Achievements of week 7:
By the end of the Week 7, you should be able to solve complete mock papers, should have made progress in your weaker sections and must have decided the order of your GMAT test paper.
The Final Call: Complete preparation plan
You are expected to have completed two preparation rounds with study and tests by now. This implies that you are ready to face the test. Nevertheless, the last week of your preparation should be wholly dedicated to practicing papers, brushing up with concepts and thoroughing yourself with formulas.
The Final Week Preparation Plan:
Create a therapeutic schedule to be calm yet active.
Plan to take two to three tests every day.
Observe if any section, in particular, is holding you back.

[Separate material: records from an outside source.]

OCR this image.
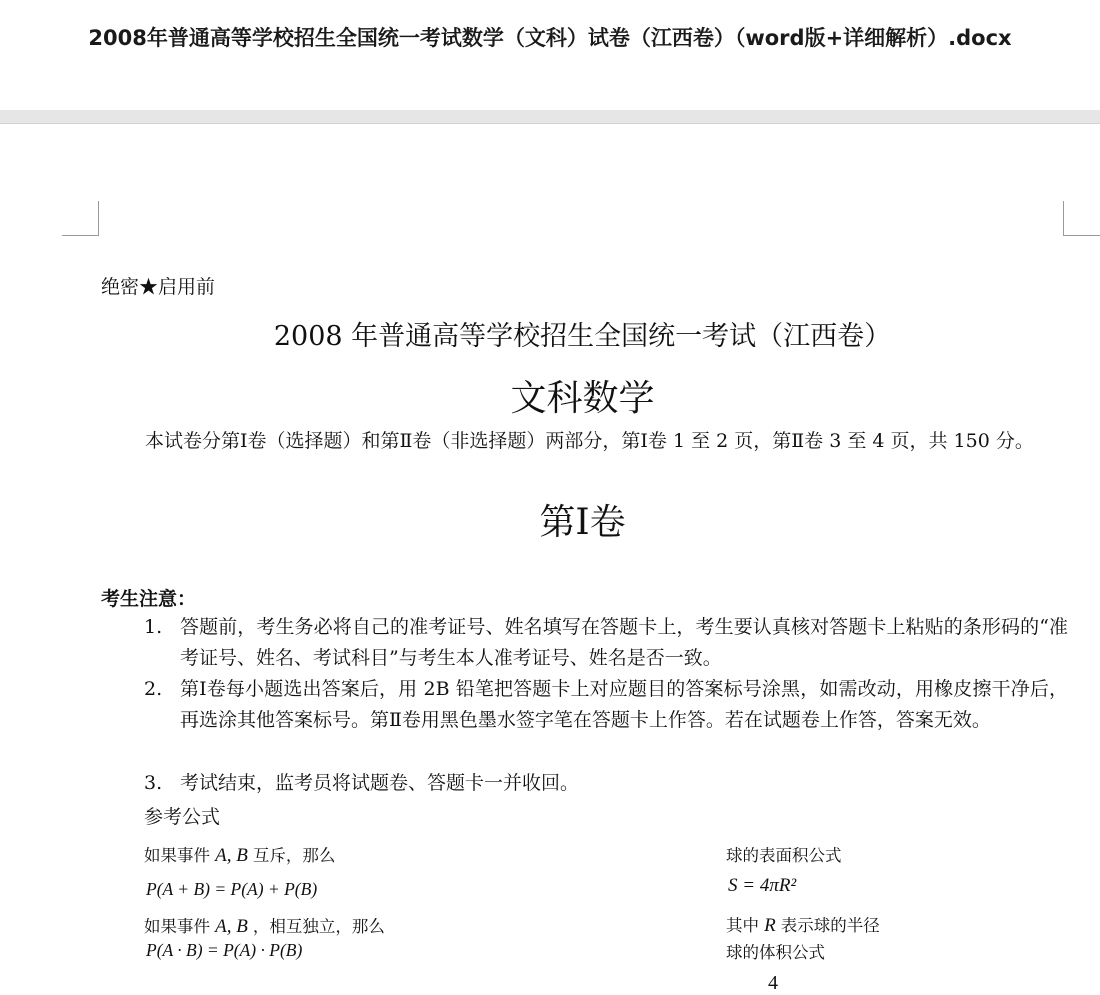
2008年普通高等学校招生全国统一考试数学（文科）试卷（江西卷）（word版+详细解析）.docx
绝密★启用前
2008 年普通高等学校招生全国统一考试（江西卷）
文科数学
本试卷分第Ⅰ卷（选择题）和第Ⅱ卷（非选择题）两部分，第Ⅰ卷 1 至 2 页，第Ⅱ卷 3 至 4 页，共 150 分。
第Ⅰ卷
考生注意：
1. 答题前，考生务必将自己的准考证号、姓名填写在答题卡上，考生要认真核对答题卡上粘贴的条形码的“准考证号、姓名、考试科目”与考生本人准考证号、姓名是否一致。
2. 第Ⅰ卷每小题选出答案后，用 2B 铅笔把答题卡上对应题目的答案标号涂黑，如需改动，用橡皮擦干净后，再选涂其他答案标号。第Ⅱ卷用黑色墨水签字笔在答题卡上作答。若在试题卷上作答，答案无效。
3. 考试结束，监考员将试题卷、答题卡一并收回。
参考公式
如果事件 A, B 互斥，那么
P(A + B) = P(A) + P(B)
如果事件 A, B ，相互独立，那么
P(A · B) = P(A) · P(B)
球的表面积公式
S = 4πR²
其中 R 表示球的半径
球的体积公式
4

Prepare for test day decisions - It is important that you settle your test day decisions prior to your actual GMAT test. Such as your target score, would you accept or cancel scores based on your target achieved? What kind of courses or universities would you want to send your scores to?
These are the decisions you’ll have to make before you tie yourself to the paper. As you have only two minutes on the test day to make your decision. It is best to go with a clear judgment for yourself.
What would you achieve by the end of the 8-week preparation?
You should be thoroughly prepared for each of the sections of GMAT. By the end of Week 8, you are confident, calm and completely ready for the GMAT test.
DISCUSS YOUR PREPARATION: Brainstorm tips and tricks with other GMAT aspirants
It is as important to track your progress as it is to prepare. Take out about an hour or so at the end of each week to look back at the progress you have achieved in that week as well as plan the next week of preparation.
An eight-week study plan pans out to be successful only with great determination and consistency. Thus, invest in thoroughly studying each of the sections of Verbal Reasoning, Quantitative Reasoning, Integrated Reasoning and Analytical Essay Writing. In addition, pay keen attention to tricks of application and business studies. Go ahead and champion the GMAT paper!